I am not sure what always makes a husband hit his wife, or a wife to have an affair on her husband, or parents to abuse their kids, or co-workers to throw us under the bus, or for our best friend to lie to us, our boy/girfriend to cheat on you, or a friend to gossip about you?  I am sure there are many scenarios out there where me and you have been hurt or wounded by a friend or family member.  We expect it from an enemy or stranger sometimes, but never from those we love, trust, or respect the most.

I've been there, am there, and I'm sure many of you reading this have been there or are there too.  What do we do? How do we handle it?  How do we overcome or heal from it?  I think every situation is different and to different degrees and level, but  I think there are some things we can do.

First, we have to forgive.  I am not saying forget, I am not saying allow the person to keep hurting you, or to even stay in the relationship.  They best thing may to end the relationship or part ways or put distance, but forgiveness and reconciliation are two different things.  Forgiving is about you releasing yourself of the anger toward the person or offense, so that you do not become vengeful, resentful, bitter, or do or say things you will regret or put yourself at same level as the guilty.  Forgive the offense, and focus on healing.
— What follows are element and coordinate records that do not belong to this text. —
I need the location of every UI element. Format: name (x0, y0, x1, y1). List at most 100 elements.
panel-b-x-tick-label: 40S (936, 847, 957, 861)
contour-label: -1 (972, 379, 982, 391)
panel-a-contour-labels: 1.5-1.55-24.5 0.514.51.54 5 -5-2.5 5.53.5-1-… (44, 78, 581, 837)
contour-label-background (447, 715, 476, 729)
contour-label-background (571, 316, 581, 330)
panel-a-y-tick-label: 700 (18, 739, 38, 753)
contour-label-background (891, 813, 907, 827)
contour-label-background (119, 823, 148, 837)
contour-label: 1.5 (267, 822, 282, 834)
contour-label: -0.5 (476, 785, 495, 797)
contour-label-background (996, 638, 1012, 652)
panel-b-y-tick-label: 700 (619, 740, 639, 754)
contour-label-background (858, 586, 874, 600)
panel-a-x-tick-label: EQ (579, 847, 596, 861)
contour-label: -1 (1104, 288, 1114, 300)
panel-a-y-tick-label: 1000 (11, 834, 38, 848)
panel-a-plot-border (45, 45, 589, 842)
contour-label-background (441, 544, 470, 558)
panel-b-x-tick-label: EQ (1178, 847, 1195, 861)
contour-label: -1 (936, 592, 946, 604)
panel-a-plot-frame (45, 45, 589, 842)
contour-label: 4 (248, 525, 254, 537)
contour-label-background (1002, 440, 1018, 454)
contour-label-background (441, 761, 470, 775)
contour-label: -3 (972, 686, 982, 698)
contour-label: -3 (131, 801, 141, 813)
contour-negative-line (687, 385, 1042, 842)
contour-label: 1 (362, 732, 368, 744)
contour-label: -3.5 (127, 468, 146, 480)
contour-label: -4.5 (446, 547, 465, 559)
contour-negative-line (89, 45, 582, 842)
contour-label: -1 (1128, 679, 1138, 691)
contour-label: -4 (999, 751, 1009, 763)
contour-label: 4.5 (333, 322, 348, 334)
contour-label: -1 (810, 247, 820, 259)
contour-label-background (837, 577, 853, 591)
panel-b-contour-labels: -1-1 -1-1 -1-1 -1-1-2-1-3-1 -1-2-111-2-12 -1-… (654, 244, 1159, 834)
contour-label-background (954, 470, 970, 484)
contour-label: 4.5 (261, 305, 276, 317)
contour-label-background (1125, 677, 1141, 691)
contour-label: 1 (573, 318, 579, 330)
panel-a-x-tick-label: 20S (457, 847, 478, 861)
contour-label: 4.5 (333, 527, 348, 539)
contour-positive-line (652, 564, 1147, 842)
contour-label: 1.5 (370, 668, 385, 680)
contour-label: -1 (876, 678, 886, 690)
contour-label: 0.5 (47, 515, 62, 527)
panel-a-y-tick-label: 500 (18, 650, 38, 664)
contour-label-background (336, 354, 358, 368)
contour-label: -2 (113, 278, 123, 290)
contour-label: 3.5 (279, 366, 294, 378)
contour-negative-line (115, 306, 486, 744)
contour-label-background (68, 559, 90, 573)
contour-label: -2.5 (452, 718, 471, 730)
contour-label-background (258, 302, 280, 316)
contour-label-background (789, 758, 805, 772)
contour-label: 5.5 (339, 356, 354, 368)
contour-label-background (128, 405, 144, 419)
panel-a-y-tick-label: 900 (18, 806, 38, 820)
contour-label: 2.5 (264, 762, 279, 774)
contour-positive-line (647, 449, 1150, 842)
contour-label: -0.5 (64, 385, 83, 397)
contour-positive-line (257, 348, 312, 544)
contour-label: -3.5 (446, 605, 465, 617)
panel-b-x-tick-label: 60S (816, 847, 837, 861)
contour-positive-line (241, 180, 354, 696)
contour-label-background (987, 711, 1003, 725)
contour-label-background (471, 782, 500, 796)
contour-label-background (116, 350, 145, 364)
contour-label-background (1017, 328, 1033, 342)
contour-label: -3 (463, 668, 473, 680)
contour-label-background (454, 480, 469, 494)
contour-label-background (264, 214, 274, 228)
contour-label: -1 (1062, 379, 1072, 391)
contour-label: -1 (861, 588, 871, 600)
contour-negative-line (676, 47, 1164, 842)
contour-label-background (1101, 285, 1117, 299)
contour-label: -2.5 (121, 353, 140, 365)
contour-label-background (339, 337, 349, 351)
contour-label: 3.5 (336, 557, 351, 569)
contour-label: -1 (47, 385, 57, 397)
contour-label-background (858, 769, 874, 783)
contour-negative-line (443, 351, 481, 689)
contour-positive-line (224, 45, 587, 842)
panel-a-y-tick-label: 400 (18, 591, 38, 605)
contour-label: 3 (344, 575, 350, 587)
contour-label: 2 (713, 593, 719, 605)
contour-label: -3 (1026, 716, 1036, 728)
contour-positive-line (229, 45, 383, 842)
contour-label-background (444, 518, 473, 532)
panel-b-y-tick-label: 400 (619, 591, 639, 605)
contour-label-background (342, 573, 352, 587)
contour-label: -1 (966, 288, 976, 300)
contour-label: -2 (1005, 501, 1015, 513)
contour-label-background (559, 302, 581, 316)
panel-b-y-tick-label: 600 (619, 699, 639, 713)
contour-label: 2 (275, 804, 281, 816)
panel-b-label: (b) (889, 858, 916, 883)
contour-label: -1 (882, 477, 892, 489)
Secondly, we have to protect ourselves. This may mean distancing yourself from the person, or having nothing to do with them, or ending the relationship, or simply avoiding them until they make sincere effort to change. This step is hard for many people because we feel guilty, or feel sorry for the person especially if it's a loved one, we can make excuses for them, and all these unhealthy things. But, when there is danger, you run, you get out of harms way, and avoid those people that are toxic, dangerous, manipulating, or purposely being or doing wrong.  This isn't being mean or harsh, it's protecting you and your family and sometimes your health or sanity.  It also doesn't mean your a bad christian because you withdrawal from a relationship because of how you've been treated.  Bible says forgive, it doesn't say keep putting up with peoples behaviors.

Thirdly, we keep doing right.  Do not let others actions keep you from trusting people, loving people, or moving on with your life.  There are bad people out there, but no all people are bad.  We just simpoly have to choose better and more wisely those we befriend, marry, date, or family we let close to us.    Even in our best efforts to do right or be a Godly person, because of sin and satan even good people are going to hurt us or wrong us sometimes, but the key is was it accidentaly or intential?  Was it an isolated event or does it consistently happen?  Do not  let others bad behaviors or lifestyles keep you from doing right and being a good person.  If you see red flags, or pick up on inconsistencies in someones speech or behaviors, than beware.

We can pray for those who hurt us, we can pray for God to give us the strength and peace to ovecome and move on and heal and we can read scripture and maybe some other christian books to help us in our quest to heal from hurts.  Wounds seem to be deeper aned hurt more when they are from people who we love and respect and whom we've trusted ourselves around, but we still can learn from this, overcome, don't keep repeating the same hurts and mistakes, heal, and move forward with our lives and sometimes that means without those negative, toxic, and harmful people in our lives and sometimes it can mean restoration or healing of a relationship, that really depends on the offender. 
Psalm 101:4(NIV)
The perverse of heart shall be far from me; I will have nothing to do with what is evil.Titus 3:10(NIV)
Warn a divisive person once, and then warn them a second time. After that, have nothing to do with them.